A romance of America's nascent imperial power, Richard Harding Davis's Soldiers of Fortune recounts the adventures of Robert Clay, a mining engineer and sometime mercenary, and Hope Langham, the daughter of a wealthy American industrialist, as they become caught up in a coup in Olancho, a fictional Latin American republic. When the coup, organized by corrupt politicians and generals, threatens the American-owned Valencia Mining Company, Clay organizes his workers and the handful of Americans visiting the mine into a counter-coup force. Written on the eve of the Spanish-American War, Soldiers of Fortune casts the young American as the dashing, hypermasculine hero of the new military and economic. A huge best-seller, the novel did its part to push the nation into war against Spain, and stands as one of the most important texts in the literature of American imperialism.

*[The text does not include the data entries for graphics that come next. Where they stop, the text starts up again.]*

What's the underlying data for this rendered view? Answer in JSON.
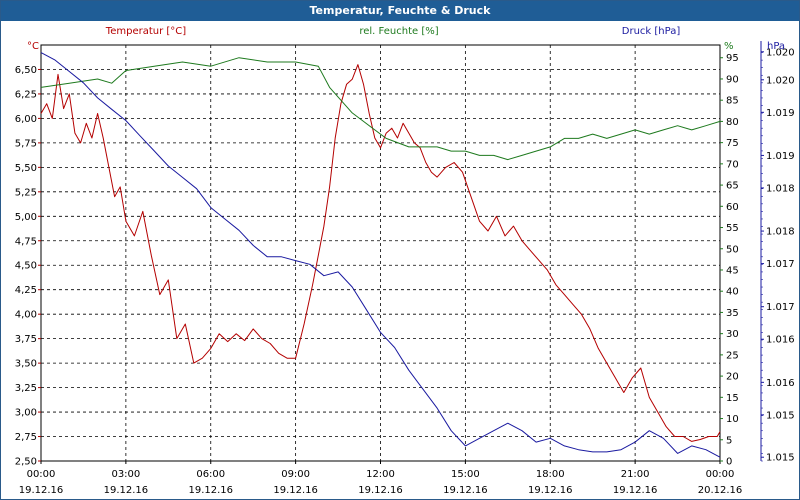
{
  "window": {
    "title": "Temperatur, Feuchte & Druck"
  },
  "chart_data": {
    "type": "line",
    "title": "Temperatur, Feuchte & Druck",
    "grid": true,
    "x_ticks": [
      {
        "time": "00:00",
        "date": "19.12.16"
      },
      {
        "time": "03:00",
        "date": "19.12.16"
      },
      {
        "time": "06:00",
        "date": "19.12.16"
      },
      {
        "time": "09:00",
        "date": "19.12.16"
      },
      {
        "time": "12:00",
        "date": "19.12.16"
      },
      {
        "time": "15:00",
        "date": "19.12.16"
      },
      {
        "time": "18:00",
        "date": "19.12.16"
      },
      {
        "time": "21:00",
        "date": "19.12.16"
      },
      {
        "time": "00:00",
        "date": "20.12.16"
      }
    ],
    "x_hours_range": [
      0,
      24
    ],
    "axes": {
      "temperature": {
        "label": "Temperatur [°C]",
        "unit": "°C",
        "color": "#b40000",
        "range": [
          2.5,
          6.75
        ],
        "tick_labels": [
          "2,50",
          "2,75",
          "3,00",
          "3,25",
          "3,50",
          "3,75",
          "4,00",
          "4,25",
          "4,50",
          "4,75",
          "5,00",
          "5,25",
          "5,50",
          "5,75",
          "6,00",
          "6,25",
          "6,50"
        ]
      },
      "humidity": {
        "label": "rel. Feuchte [%]",
        "unit": "%",
        "color": "#1e7a1e",
        "range": [
          0,
          98
        ],
        "tick_labels": [
          "0",
          "5",
          "10",
          "15",
          "20",
          "25",
          "30",
          "35",
          "40",
          "45",
          "50",
          "55",
          "60",
          "65",
          "70",
          "75",
          "80",
          "85",
          "90",
          "95"
        ]
      },
      "pressure": {
        "label": "Druck [hPa]",
        "unit": "hPa",
        "color": "#1a1aa0",
        "range": [
          1014.8,
          1020.3
        ],
        "tick_labels": [
          "1.015",
          "1.015",
          "1.016",
          "1.016",
          "1.017",
          "1.017",
          "1.018",
          "1.018",
          "1.019",
          "1.019",
          "1.020",
          "1.020"
        ]
      }
    },
    "series": [
      {
        "name": "Temperatur [°C]",
        "axis": "temperature",
        "x": [
          0,
          0.2,
          0.4,
          0.6,
          0.8,
          1,
          1.2,
          1.4,
          1.6,
          1.8,
          2,
          2.2,
          2.4,
          2.6,
          2.8,
          3,
          3.3,
          3.6,
          3.9,
          4.2,
          4.5,
          4.8,
          5.1,
          5.4,
          5.7,
          6,
          6.3,
          6.6,
          6.9,
          7.2,
          7.5,
          7.8,
          8.1,
          8.4,
          8.7,
          9,
          9.3,
          9.6,
          9.8,
          10,
          10.2,
          10.4,
          10.6,
          10.8,
          11,
          11.2,
          11.4,
          11.6,
          11.8,
          12,
          12.2,
          12.4,
          12.6,
          12.8,
          13,
          13.2,
          13.4,
          13.6,
          13.8,
          14,
          14.3,
          14.6,
          14.9,
          15.2,
          15.5,
          15.8,
          16.1,
          16.4,
          16.7,
          17,
          17.3,
          17.6,
          17.9,
          18.2,
          18.5,
          18.8,
          19.1,
          19.4,
          19.7,
          20,
          20.3,
          20.6,
          20.9,
          21.2,
          21.5,
          21.8,
          22.1,
          22.4,
          22.7,
          23,
          23.3,
          23.6,
          23.9,
          24
        ],
        "values": [
          6.05,
          6.15,
          6.0,
          6.45,
          6.1,
          6.25,
          5.85,
          5.75,
          5.95,
          5.8,
          6.05,
          5.8,
          5.5,
          5.2,
          5.3,
          4.95,
          4.8,
          5.05,
          4.6,
          4.2,
          4.35,
          3.75,
          3.9,
          3.5,
          3.55,
          3.65,
          3.8,
          3.72,
          3.8,
          3.73,
          3.85,
          3.75,
          3.7,
          3.6,
          3.55,
          3.55,
          3.9,
          4.3,
          4.6,
          4.9,
          5.3,
          5.8,
          6.15,
          6.35,
          6.4,
          6.55,
          6.35,
          6.05,
          5.8,
          5.7,
          5.85,
          5.9,
          5.8,
          5.95,
          5.85,
          5.75,
          5.7,
          5.55,
          5.45,
          5.4,
          5.5,
          5.55,
          5.45,
          5.2,
          4.95,
          4.85,
          5.0,
          4.8,
          4.9,
          4.75,
          4.65,
          4.55,
          4.45,
          4.3,
          4.2,
          4.1,
          4.0,
          3.85,
          3.65,
          3.5,
          3.35,
          3.2,
          3.35,
          3.45,
          3.15,
          3.0,
          2.85,
          2.75,
          2.75,
          2.7,
          2.72,
          2.75,
          2.75,
          2.8
        ]
      },
      {
        "name": "rel. Feuchte [%]",
        "axis": "humidity",
        "x": [
          0,
          1,
          2,
          2.5,
          3,
          4,
          5,
          6,
          7,
          8,
          9,
          9.8,
          10.2,
          10.6,
          11,
          11.4,
          11.8,
          12.2,
          12.6,
          13,
          13.5,
          14,
          14.5,
          15,
          15.5,
          16,
          16.5,
          17,
          17.5,
          18,
          18.5,
          19,
          19.5,
          20,
          20.5,
          21,
          21.5,
          22,
          22.5,
          23,
          23.5,
          24
        ],
        "values": [
          88,
          89,
          90,
          89,
          92,
          93,
          94,
          93,
          95,
          94,
          94,
          93,
          88,
          85,
          82,
          80,
          78,
          76,
          75,
          74,
          74,
          74,
          73,
          73,
          72,
          72,
          71,
          72,
          73,
          74,
          76,
          76,
          77,
          76,
          77,
          78,
          77,
          78,
          79,
          78,
          79,
          80
        ]
      },
      {
        "name": "Druck [hPa]",
        "axis": "pressure",
        "x": [
          0,
          0.5,
          1,
          1.5,
          2,
          2.5,
          3,
          3.5,
          4,
          4.5,
          5,
          5.5,
          6,
          6.5,
          7,
          7.5,
          8,
          8.5,
          9,
          9.5,
          10,
          10.5,
          11,
          11.5,
          12,
          12.5,
          13,
          13.5,
          14,
          14.5,
          15,
          15.5,
          16,
          16.5,
          17,
          17.5,
          18,
          18.5,
          19,
          19.5,
          20,
          20.5,
          21,
          21.5,
          22,
          22.5,
          23,
          23.5,
          24
        ],
        "values": [
          1020.2,
          1020.1,
          1019.95,
          1019.8,
          1019.6,
          1019.45,
          1019.3,
          1019.1,
          1018.9,
          1018.7,
          1018.55,
          1018.4,
          1018.15,
          1018.0,
          1017.85,
          1017.65,
          1017.5,
          1017.5,
          1017.45,
          1017.4,
          1017.25,
          1017.3,
          1017.1,
          1016.8,
          1016.5,
          1016.3,
          1016.0,
          1015.75,
          1015.5,
          1015.2,
          1015.0,
          1015.1,
          1015.2,
          1015.3,
          1015.2,
          1015.05,
          1015.1,
          1015.0,
          1014.95,
          1014.92,
          1014.92,
          1014.95,
          1015.05,
          1015.2,
          1015.1,
          1014.9,
          1015.0,
          1014.95,
          1014.85
        ]
      }
    ]
  }
}
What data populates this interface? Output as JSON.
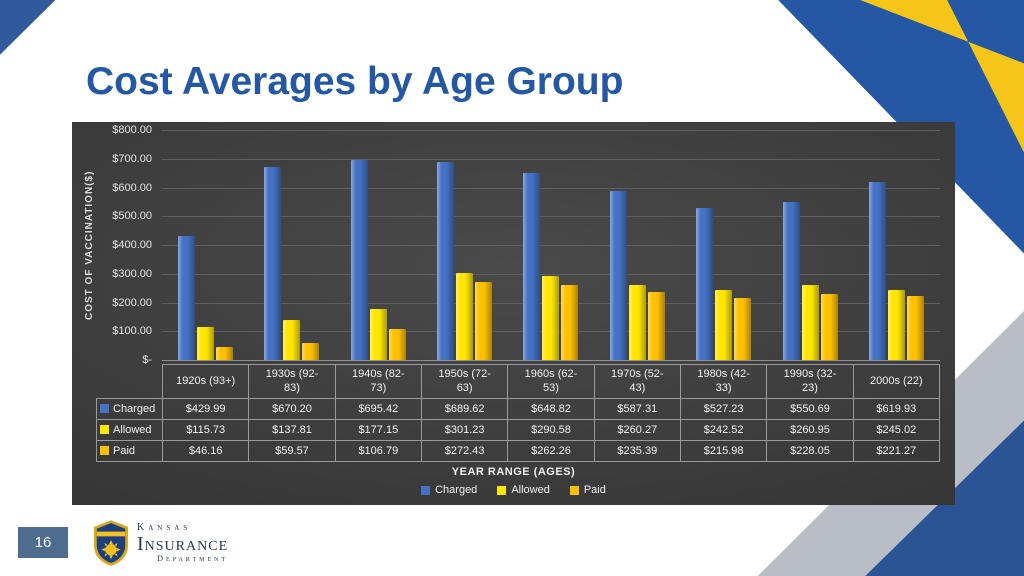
{
  "slide": {
    "title": "Cost Averages by Age Group"
  },
  "footer": {
    "page_number": "16",
    "logo": {
      "line1": "Kansas",
      "line2": "Insurance",
      "line3": "Department"
    }
  },
  "colors": {
    "accent_blue": "#2457a4",
    "accent_yellow": "#f5c518",
    "charged": "#4472C4",
    "allowed": "#FFE600",
    "paid": "#FFC000"
  },
  "chart_data": {
    "type": "bar",
    "title": "",
    "xlabel": "YEAR RANGE (AGES)",
    "ylabel": "COST OF VACCINATION($)",
    "ylim": [
      0,
      800
    ],
    "grid": true,
    "legend_position": "bottom",
    "ytick_labels": [
      "$800.00",
      "$700.00",
      "$600.00",
      "$500.00",
      "$400.00",
      "$300.00",
      "$200.00",
      "$100.00",
      "$-"
    ],
    "categories": [
      "1920s (93+)",
      "1930s (92-83)",
      "1940s (82-73)",
      "1950s (72-63)",
      "1960s (62-53)",
      "1970s (52-43)",
      "1980s (42-33)",
      "1990s (32-23)",
      "2000s (22)"
    ],
    "series": [
      {
        "name": "Charged",
        "color": "#4472C4",
        "values": [
          429.99,
          670.2,
          695.42,
          689.62,
          648.82,
          587.31,
          527.23,
          550.69,
          619.93
        ]
      },
      {
        "name": "Allowed",
        "color": "#FFE600",
        "values": [
          115.73,
          137.81,
          177.15,
          301.23,
          290.58,
          260.27,
          242.52,
          260.95,
          245.02
        ]
      },
      {
        "name": "Paid",
        "color": "#FFC000",
        "values": [
          46.16,
          59.57,
          106.79,
          272.43,
          262.26,
          235.39,
          215.98,
          228.05,
          221.27
        ]
      }
    ]
  }
}
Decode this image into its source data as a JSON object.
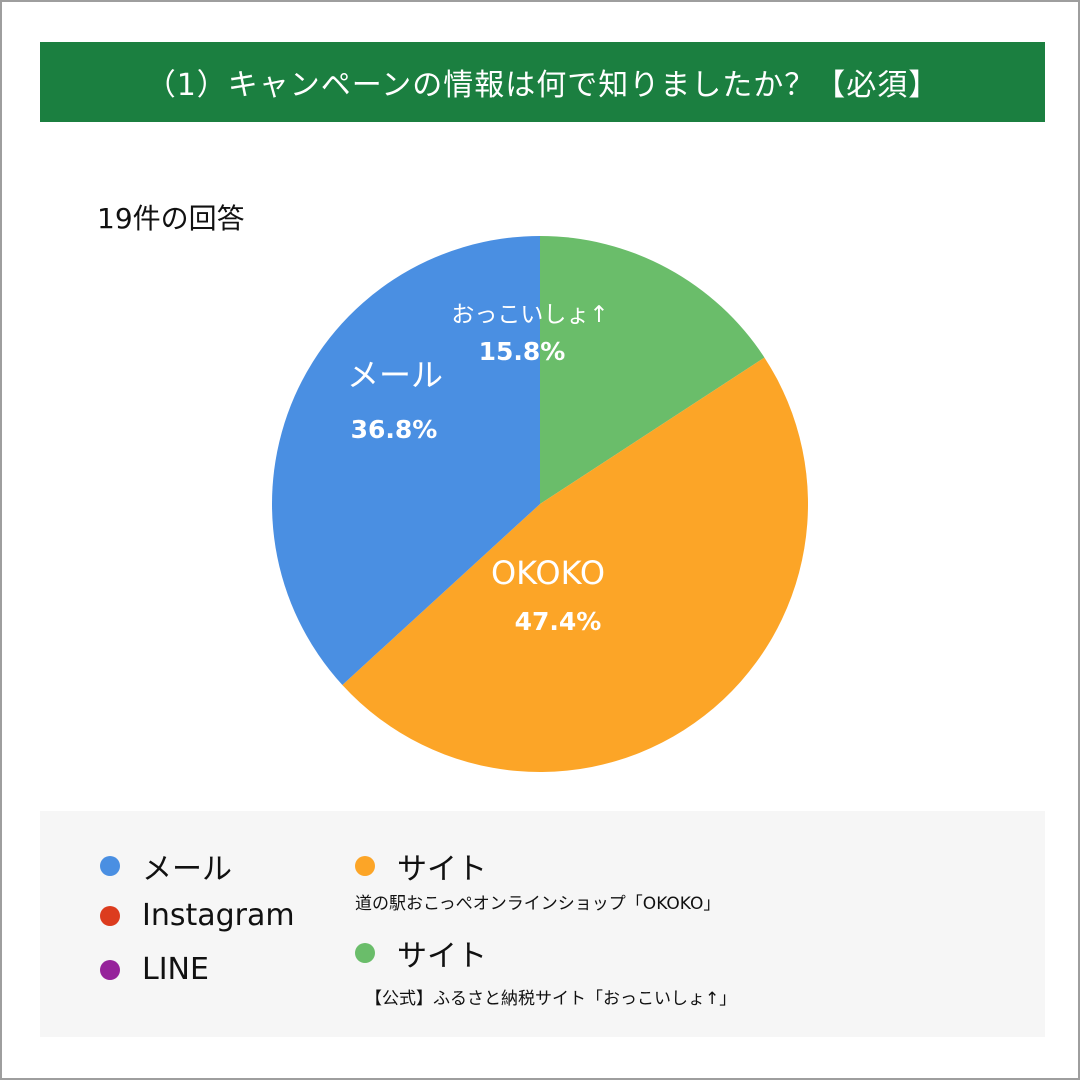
{
  "header": {
    "title": "（1）キャンペーンの情報は何で知りましたか？【必須】"
  },
  "response_count": "19件の回答",
  "colors": {
    "header_bg": "#1b7f40",
    "mail": "#4a8fe2",
    "instagram": "#dc3c1e",
    "line": "#96229b",
    "okoko": "#fca527",
    "okkoisho": "#6abd6a"
  },
  "chart_data": {
    "type": "pie",
    "title": "",
    "slices": [
      {
        "label": "おっこいしょ↑",
        "value": 15.8,
        "display": "15.8%",
        "color": "#6abd6a"
      },
      {
        "label": "OKOKO",
        "value": 47.4,
        "display": "47.4%",
        "color": "#fca527"
      },
      {
        "label": "メール",
        "value": 36.8,
        "display": "36.8%",
        "color": "#4a8fe2"
      }
    ],
    "legend": [
      {
        "label": "メール",
        "color": "#4a8fe2"
      },
      {
        "label": "Instagram",
        "color": "#dc3c1e"
      },
      {
        "label": "LINE",
        "color": "#96229b"
      },
      {
        "label": "サイト",
        "sublabel": "道の駅おこっぺオンラインショップ「OKOKO」",
        "color": "#fca527"
      },
      {
        "label": "サイト",
        "sublabel": "【公式】ふるさと納税サイト「おっこいしょ↑」",
        "color": "#6abd6a"
      }
    ],
    "legend_placement": "bottom"
  }
}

The appendices, which bring together primary materials by writers and politicians such as Rebecca Harding Davis, Theodore Roosevelt, Jose Mart, Mark Twain, Herbert Spencer, and others, address such issues as social Darwinism, masculinity, and ideas of Anglo-American superiority.

About the author

Brady Harrison is Associate Professor of English at the University of Montana. He is the author of Agent of Empire: William Walker and the Imperial Self in American Literature (University of Georgia Press, 2004).